また子どもは一人につき22万3800円、3人目からは7万4600円の加算になります。ただし1人目の子どもが対象外の場合、2人目を1人目としてカウントします。
配偶者加給年金の特別加算
配偶者加給年金では、2022年4月より特別加算として下記の金額が加算されます。
出所:日本年金機構「加給年金額と振替加算」
1943年(昭和18年)4月2日以後に生まれた方は、特別加算額が16万5100円となります。
これにより、加給年金の合計額は38万8900円です。約39万円も年金額が加算されることを思うと、年の差夫婦にとって心強い制度といえますね。
加給年金の注意点
年の差夫婦や晩産夫婦にとって心強い加給年金ですが、注意したいポイントもあります。
要件に外れると自分で手続きしないといけない
対象となっていた配偶者が、自分自身の老齢厚生年金・退職共済年金・障害年金などを受け取るとき、加給年金の対象外となります。
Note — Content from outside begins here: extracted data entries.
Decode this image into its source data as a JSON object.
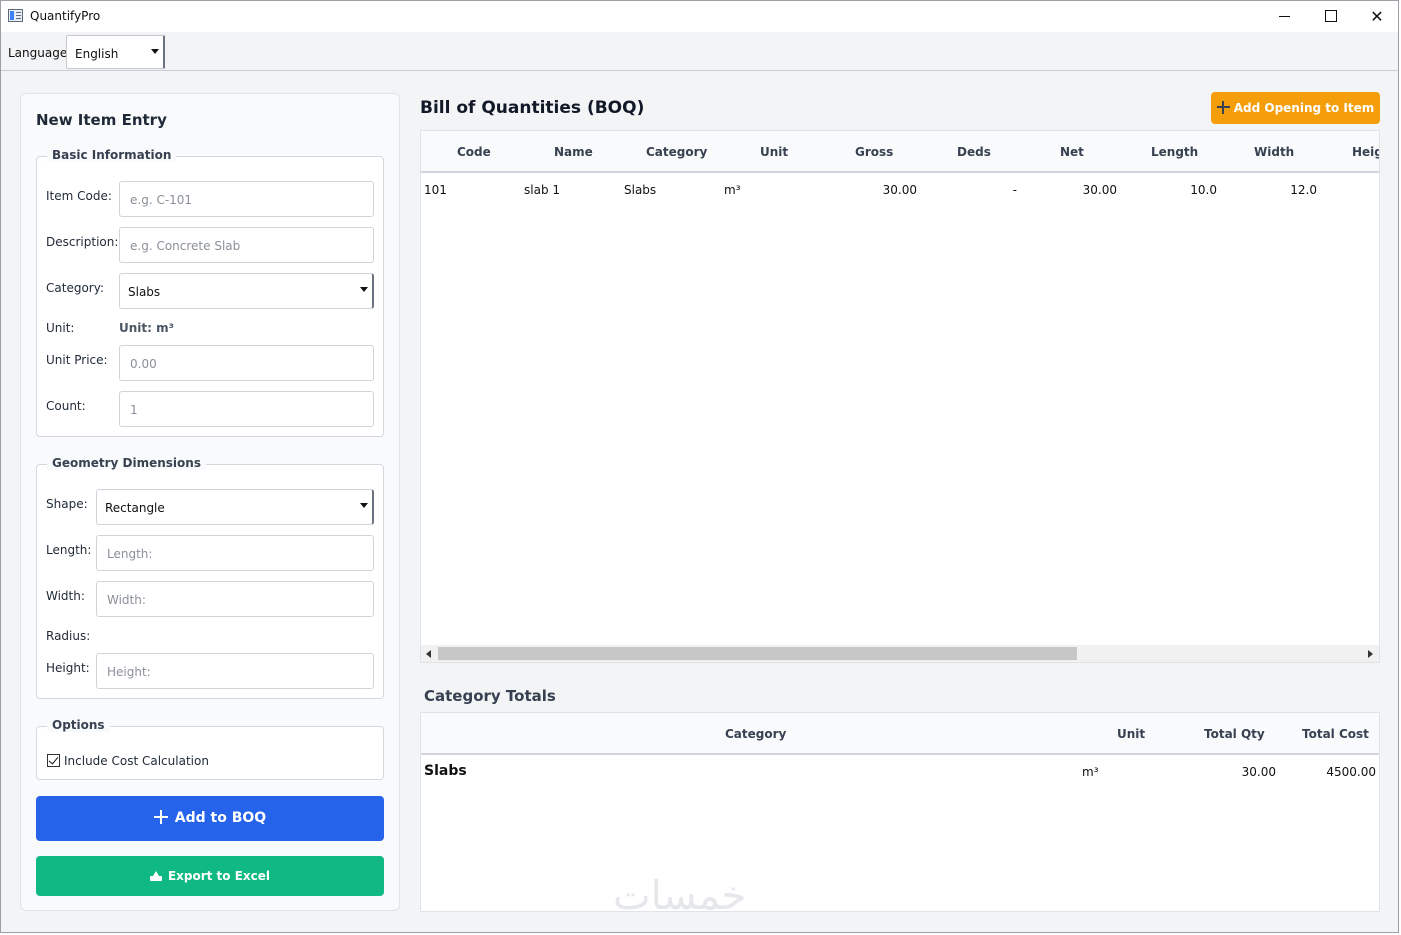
{
  "window": {
    "title": "QuantifyPro"
  },
  "language": {
    "label": "Language:",
    "value": "English"
  },
  "entry": {
    "title": "New Item Entry",
    "basic": {
      "title": "Basic Information",
      "item_code_label": "Item Code:",
      "item_code_placeholder": "e.g. C-101",
      "description_label": "Description:",
      "description_placeholder": "e.g. Concrete Slab",
      "category_label": "Category:",
      "category_value": "Slabs",
      "unit_label": "Unit:",
      "unit_value": "Unit: m³",
      "unit_price_label": "Unit Price:",
      "unit_price_placeholder": "0.00",
      "count_label": "Count:",
      "count_placeholder": "1"
    },
    "geometry": {
      "title": "Geometry Dimensions",
      "shape_label": "Shape:",
      "shape_value": "Rectangle",
      "length_label": "Length:",
      "length_placeholder": "Length:",
      "width_label": "Width:",
      "width_placeholder": "Width:",
      "radius_label": "Radius:",
      "height_label": "Height:",
      "height_placeholder": "Height:"
    },
    "options": {
      "title": "Options",
      "include_cost_label": "Include Cost Calculation",
      "include_cost_checked": true
    },
    "add_button": "Add to BOQ",
    "export_button": "Export to Excel"
  },
  "boq": {
    "title": "Bill of Quantities (BOQ)",
    "add_opening_button": "Add Opening to Item",
    "columns": [
      "Code",
      "Name",
      "Category",
      "Unit",
      "Gross",
      "Deds",
      "Net",
      "Length",
      "Width",
      "Heig"
    ],
    "rows": [
      [
        "101",
        "slab 1",
        "Slabs",
        "m³",
        "30.00",
        "-",
        "30.00",
        "10.0",
        "12.0",
        ""
      ]
    ]
  },
  "totals": {
    "title": "Category Totals",
    "columns": [
      "Category",
      "Unit",
      "Total Qty",
      "Total Cost"
    ],
    "rows": [
      [
        "Slabs",
        "m³",
        "30.00",
        "4500.00"
      ]
    ]
  },
  "watermark": "خمسات",
  "colors": {
    "add_button": "#2563eb",
    "export_button": "#10b981",
    "opening_button": "#f59e0b"
  }
}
自分で手続きが必要となるケースもあるので、最寄りの年金事務所等に確認するようにしましょう。
2022年4月に改正された
2022年4月の改正により、配偶者が老齢厚生年金や退職共済年金を実際に受け取っていなくても、受け取る権利がある場合は、配偶者加給年金額が支給停止されることになりました。
ただし、現在は経過措置が設けられています。
出所:日本年金機構「加給年金額と振替加算」
在職老齢年金や繰下げ受給に注意
在職老齢年金の支給停止になった場合、加給年金も全額停止となる点に注意しましょう。
また、65歳より後に年金受給開始となる「繰下げ受給」では、受給額を増やせるメリットがある一方、加給年金は増額されず受け取れない点にも気をつける必要があります。
まとめにかえて
同じ定年を迎える家庭でも、その家族事情はさまざまです。必要なお金も異なるため、こうした公的制度をしっかり押さえたうえで、老後の備えを始める必要があります。
加給年金には、さらに配偶者に国民年金の納付義務が発生する可能性があるなど、事前に知っておくと安心できる情報があります。
まずは情報収集から始めてみましょう。